Nunavut’s most northerly community seeks meeting on coal exploration
"We are not interested in allowing resource exploitation and exploration in that area of Ellesmere Island"
The mayor of Grise Fiord, the chair of its hunters and trappers organization and the chair of its community lands and resource committee say they don’t support the plans of the Canada Coal Inc. to continue exploration on Ellesmere Island, where the company has found extensive coal deposits.
Mayor Liza Ningiuk, the HTO’s Jaypetee Akeeagok and the CLARC’s Larry Audlaluk want representatives of the company, the federal government, Inuit organizations and the Nunavut Impact Review Board to come to a public meeting in Grise Fiord to talk about Canada Coal’s 2013 plans for the exploration of Ellesmere’s Folsheim peninsula.
A letter about the 2013 license application review for Canada Coal arrived in Grise Fiord past the date for comments, Ningiuk, Akeeagok and Audlaluk said in their Feb. 14 letter to the Mining Recorder Office in Iqaluit.
In the letter they outlined their concerns about an area that is “a primary source of otherwise scare wildlife and fish resources and is regularly used by Inuit for harvesting purposes.”
These concerns also include fears that the endangered Peary caribou and the ancient petrified forests on Axel Heiberg and Ellesmere Island will be disturbed.
They say the fossil forests are “unique international treasures of global significance” which should not “be compromised by the ravages of resource exploration and exploitation.”

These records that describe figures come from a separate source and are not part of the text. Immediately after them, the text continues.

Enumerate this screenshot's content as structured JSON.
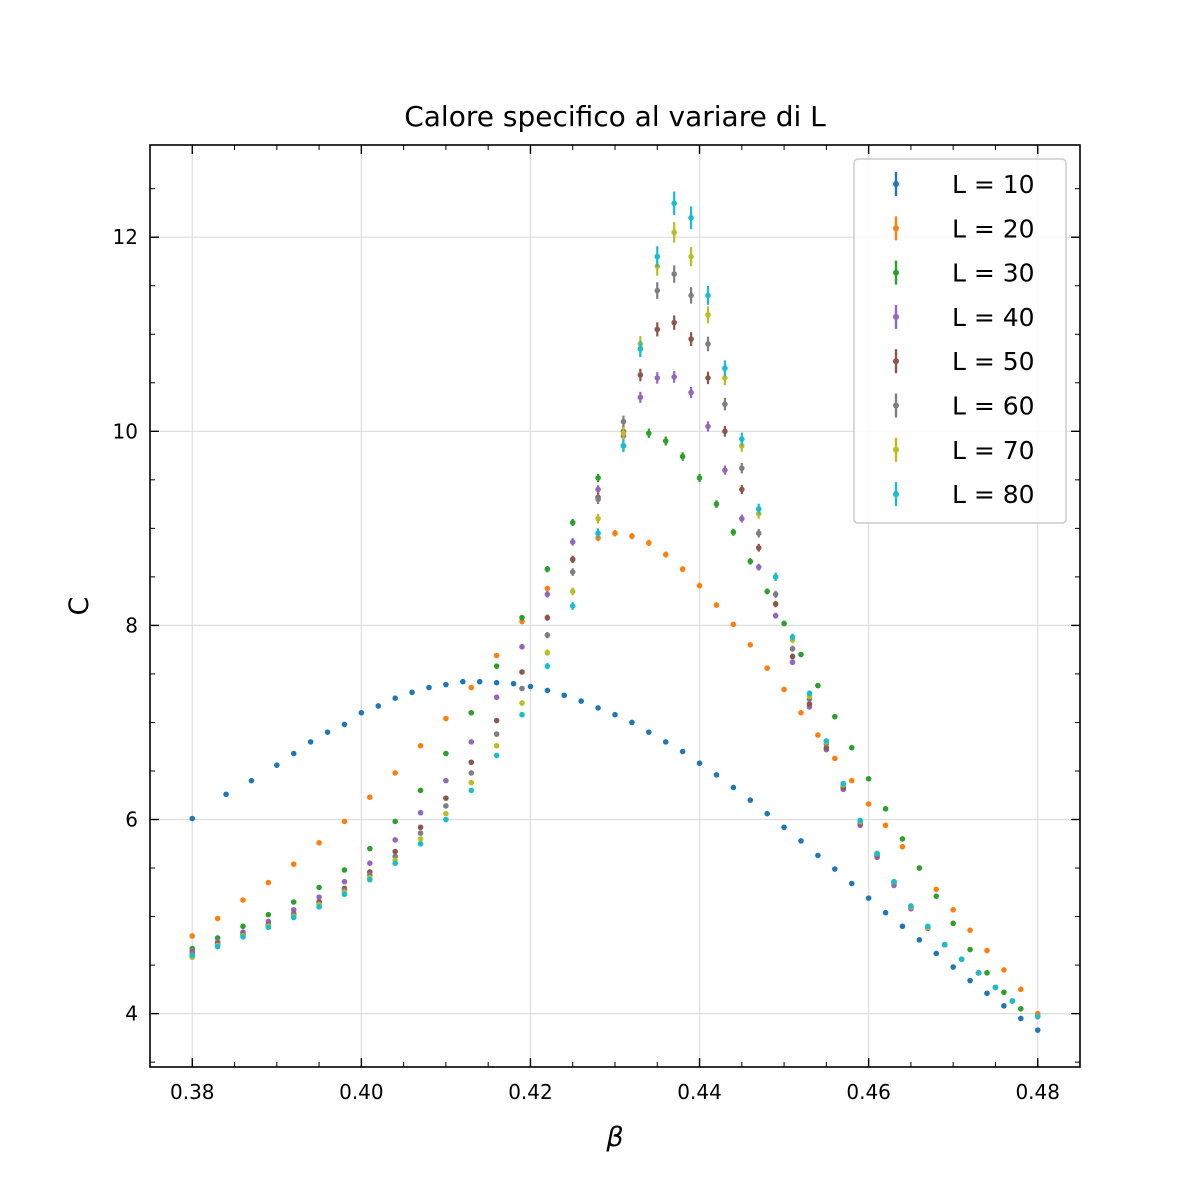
{
  "chart_data": {
    "type": "scatter",
    "title": "Calore specifico al variare di L",
    "xlabel": "β",
    "ylabel": "C",
    "xlim": [
      0.375,
      0.485
    ],
    "ylim": [
      3.45,
      12.95
    ],
    "x_ticks": [
      0.38,
      0.4,
      0.42,
      0.44,
      0.46,
      0.48
    ],
    "x_tick_labels": [
      "0.38",
      "0.40",
      "0.42",
      "0.44",
      "0.46",
      "0.48"
    ],
    "y_ticks": [
      4,
      6,
      8,
      10,
      12
    ],
    "y_tick_labels": [
      "4",
      "6",
      "8",
      "10",
      "12"
    ],
    "grid": true,
    "legend_position": "top-right",
    "error_bars": true,
    "series": [
      {
        "name": "L = 10",
        "color": "#1f77b4",
        "x": [
          0.38,
          0.384,
          0.387,
          0.39,
          0.392,
          0.394,
          0.396,
          0.398,
          0.4,
          0.402,
          0.404,
          0.406,
          0.408,
          0.41,
          0.412,
          0.414,
          0.416,
          0.418,
          0.42,
          0.422,
          0.424,
          0.426,
          0.428,
          0.43,
          0.432,
          0.434,
          0.436,
          0.438,
          0.44,
          0.442,
          0.444,
          0.446,
          0.448,
          0.45,
          0.452,
          0.454,
          0.456,
          0.458,
          0.46,
          0.462,
          0.464,
          0.466,
          0.468,
          0.47,
          0.472,
          0.474,
          0.476,
          0.478,
          0.48
        ],
        "y": [
          6.01,
          6.26,
          6.4,
          6.56,
          6.68,
          6.8,
          6.9,
          6.98,
          7.1,
          7.17,
          7.25,
          7.31,
          7.36,
          7.39,
          7.42,
          7.42,
          7.41,
          7.4,
          7.37,
          7.33,
          7.28,
          7.22,
          7.15,
          7.08,
          7.0,
          6.9,
          6.8,
          6.7,
          6.58,
          6.46,
          6.33,
          6.2,
          6.06,
          5.92,
          5.78,
          5.63,
          5.49,
          5.34,
          5.19,
          5.04,
          4.9,
          4.76,
          4.62,
          4.48,
          4.34,
          4.21,
          4.08,
          3.95,
          3.83
        ]
      },
      {
        "name": "L = 20",
        "color": "#ff7f0e",
        "x": [
          0.38,
          0.383,
          0.386,
          0.389,
          0.392,
          0.395,
          0.398,
          0.401,
          0.404,
          0.407,
          0.41,
          0.413,
          0.416,
          0.419,
          0.422,
          0.425,
          0.428,
          0.43,
          0.432,
          0.434,
          0.436,
          0.438,
          0.44,
          0.442,
          0.444,
          0.446,
          0.448,
          0.45,
          0.452,
          0.454,
          0.456,
          0.458,
          0.46,
          0.462,
          0.464,
          0.466,
          0.468,
          0.47,
          0.472,
          0.474,
          0.476,
          0.478,
          0.48
        ],
        "y": [
          4.8,
          4.98,
          5.17,
          5.35,
          5.54,
          5.76,
          5.98,
          6.23,
          6.48,
          6.76,
          7.04,
          7.36,
          7.69,
          8.04,
          8.38,
          8.68,
          8.9,
          8.95,
          8.92,
          8.85,
          8.73,
          8.58,
          8.41,
          8.21,
          8.01,
          7.8,
          7.56,
          7.34,
          7.1,
          6.87,
          6.63,
          6.4,
          6.16,
          5.94,
          5.72,
          5.5,
          5.28,
          5.07,
          4.86,
          4.65,
          4.45,
          4.25,
          4.0
        ]
      },
      {
        "name": "L = 30",
        "color": "#2ca02c",
        "x": [
          0.38,
          0.383,
          0.386,
          0.389,
          0.392,
          0.395,
          0.398,
          0.401,
          0.404,
          0.407,
          0.41,
          0.413,
          0.416,
          0.419,
          0.422,
          0.425,
          0.428,
          0.431,
          0.434,
          0.436,
          0.438,
          0.44,
          0.442,
          0.444,
          0.446,
          0.448,
          0.45,
          0.452,
          0.454,
          0.456,
          0.458,
          0.46,
          0.462,
          0.464,
          0.466,
          0.468,
          0.47,
          0.472,
          0.474,
          0.476,
          0.478,
          0.48
        ],
        "y": [
          4.67,
          4.78,
          4.9,
          5.02,
          5.15,
          5.3,
          5.48,
          5.7,
          5.98,
          6.3,
          6.68,
          7.1,
          7.58,
          8.08,
          8.58,
          9.06,
          9.52,
          9.85,
          9.98,
          9.9,
          9.74,
          9.52,
          9.25,
          8.96,
          8.66,
          8.35,
          8.02,
          7.7,
          7.38,
          7.06,
          6.74,
          6.42,
          6.11,
          5.8,
          5.5,
          5.21,
          4.93,
          4.66,
          4.42,
          4.22,
          4.05,
          3.97
        ]
      },
      {
        "name": "L = 40",
        "color": "#9467bd",
        "x": [
          0.38,
          0.383,
          0.386,
          0.389,
          0.392,
          0.395,
          0.398,
          0.401,
          0.404,
          0.407,
          0.41,
          0.413,
          0.416,
          0.419,
          0.422,
          0.425,
          0.428,
          0.431,
          0.433,
          0.435,
          0.437,
          0.439,
          0.441,
          0.443,
          0.445,
          0.447,
          0.449,
          0.451,
          0.453,
          0.455,
          0.457,
          0.459,
          0.461,
          0.463,
          0.465,
          0.467,
          0.469,
          0.471,
          0.473,
          0.475,
          0.477,
          0.48
        ],
        "y": [
          4.65,
          4.74,
          4.84,
          4.95,
          5.07,
          5.2,
          5.36,
          5.55,
          5.79,
          6.07,
          6.4,
          6.8,
          7.26,
          7.78,
          8.32,
          8.86,
          9.4,
          9.95,
          10.35,
          10.55,
          10.56,
          10.4,
          10.05,
          9.6,
          9.1,
          8.6,
          8.1,
          7.62,
          7.16,
          6.72,
          6.31,
          5.94,
          5.61,
          5.32,
          5.08,
          4.88,
          4.71,
          4.56,
          4.42,
          4.27,
          4.13,
          3.97
        ]
      },
      {
        "name": "L = 50",
        "color": "#8c564b",
        "x": [
          0.38,
          0.383,
          0.386,
          0.389,
          0.392,
          0.395,
          0.398,
          0.401,
          0.404,
          0.407,
          0.41,
          0.413,
          0.416,
          0.419,
          0.422,
          0.425,
          0.428,
          0.431,
          0.433,
          0.435,
          0.437,
          0.439,
          0.441,
          0.443,
          0.445,
          0.447,
          0.449,
          0.451,
          0.453,
          0.455,
          0.457,
          0.459,
          0.461,
          0.463,
          0.465,
          0.467,
          0.469,
          0.471,
          0.473,
          0.475,
          0.477,
          0.48
        ],
        "y": [
          4.63,
          4.72,
          4.82,
          4.92,
          5.03,
          5.15,
          5.29,
          5.46,
          5.67,
          5.92,
          6.22,
          6.59,
          7.02,
          7.52,
          8.08,
          8.68,
          9.32,
          10.0,
          10.58,
          11.05,
          11.12,
          10.95,
          10.55,
          10.0,
          9.4,
          8.8,
          8.22,
          7.68,
          7.19,
          6.74,
          6.33,
          5.96,
          5.63,
          5.35,
          5.1,
          4.89,
          4.71,
          4.56,
          4.42,
          4.27,
          4.13,
          3.97
        ]
      },
      {
        "name": "L = 60",
        "color": "#7f7f7f",
        "x": [
          0.38,
          0.383,
          0.386,
          0.389,
          0.392,
          0.395,
          0.398,
          0.401,
          0.404,
          0.407,
          0.41,
          0.413,
          0.416,
          0.419,
          0.422,
          0.425,
          0.428,
          0.431,
          0.433,
          0.435,
          0.437,
          0.439,
          0.441,
          0.443,
          0.445,
          0.447,
          0.449,
          0.451,
          0.453,
          0.455,
          0.457,
          0.459,
          0.461,
          0.463,
          0.465,
          0.467,
          0.469,
          0.471,
          0.473,
          0.475,
          0.477,
          0.48
        ],
        "y": [
          4.62,
          4.71,
          4.81,
          4.91,
          5.02,
          5.13,
          5.27,
          5.43,
          5.62,
          5.86,
          6.14,
          6.48,
          6.88,
          7.35,
          7.9,
          8.55,
          9.3,
          10.1,
          10.85,
          11.45,
          11.62,
          11.4,
          10.9,
          10.28,
          9.62,
          8.95,
          8.32,
          7.76,
          7.24,
          6.78,
          6.35,
          5.97,
          5.64,
          5.35,
          5.1,
          4.89,
          4.71,
          4.56,
          4.42,
          4.27,
          4.13,
          3.97
        ]
      },
      {
        "name": "L = 70",
        "color": "#bcbd22",
        "x": [
          0.38,
          0.383,
          0.386,
          0.389,
          0.392,
          0.395,
          0.398,
          0.401,
          0.404,
          0.407,
          0.41,
          0.413,
          0.416,
          0.419,
          0.422,
          0.425,
          0.428,
          0.431,
          0.433,
          0.435,
          0.437,
          0.439,
          0.441,
          0.443,
          0.445,
          0.447,
          0.449,
          0.451,
          0.453,
          0.455,
          0.457,
          0.459,
          0.461,
          0.463,
          0.465,
          0.467,
          0.469,
          0.471,
          0.473,
          0.475,
          0.477,
          0.48
        ],
        "y": [
          4.58,
          4.7,
          4.8,
          4.9,
          5.0,
          5.12,
          5.25,
          5.4,
          5.58,
          5.8,
          6.06,
          6.38,
          6.76,
          7.2,
          7.72,
          8.35,
          9.1,
          9.98,
          10.9,
          11.7,
          12.05,
          11.8,
          11.2,
          10.55,
          9.85,
          9.15,
          8.5,
          7.85,
          7.27,
          6.8,
          6.36,
          5.98,
          5.65,
          5.36,
          5.1,
          4.89,
          4.71,
          4.56,
          4.42,
          4.27,
          4.13,
          3.97
        ]
      },
      {
        "name": "L = 80",
        "color": "#17becf",
        "x": [
          0.38,
          0.383,
          0.386,
          0.389,
          0.392,
          0.395,
          0.398,
          0.401,
          0.404,
          0.407,
          0.41,
          0.413,
          0.416,
          0.419,
          0.422,
          0.425,
          0.428,
          0.431,
          0.433,
          0.435,
          0.437,
          0.439,
          0.441,
          0.443,
          0.445,
          0.447,
          0.449,
          0.451,
          0.453,
          0.455,
          0.457,
          0.459,
          0.461,
          0.463,
          0.465,
          0.467,
          0.469,
          0.471,
          0.473,
          0.475,
          0.477,
          0.48
        ],
        "y": [
          4.6,
          4.69,
          4.79,
          4.89,
          4.99,
          5.1,
          5.23,
          5.38,
          5.55,
          5.75,
          6.0,
          6.3,
          6.66,
          7.08,
          7.58,
          8.2,
          8.95,
          9.85,
          10.85,
          11.8,
          12.35,
          12.2,
          11.4,
          10.65,
          9.92,
          9.2,
          8.5,
          7.88,
          7.3,
          6.81,
          6.37,
          5.99,
          5.65,
          5.36,
          5.11,
          4.9,
          4.71,
          4.56,
          4.42,
          4.27,
          4.13,
          3.97
        ]
      }
    ]
  }
}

The community of Grise Fiord is not against economic development, they say, but the negative impacts to the environment in this area far outweigh the benefits — a message they say they told representatives of Canada Coal on two previous occasions last year.
“Both times we made it clear that we are not interested in allowing resource exploitation and exploration is that area of Ellesmere island,” they wrote. “We have not changed our minds.”
Canada Coal, which owns 75 coal exploration licences covering roughly 2.5 million acres of territory on Nunavut’s Ellesmere and Axel Heiberg islands, says its 2012 exploration program showed there are “extensive thermal coal deposits, with low sulphur and ash content” located on Ellesmere’s Fosheim Peninsula. These could help solve Nunavut’s energy crisis, the company said.
Its western Fosheim Peninsula is one of six coal license areas owned by the company, about 36 kilometres east of Eureka and at located the heart of its “Nunavut Coal Project.”
Initial sampling of that area in the 1980s suggested it contains about 22 billion tonnes of coal.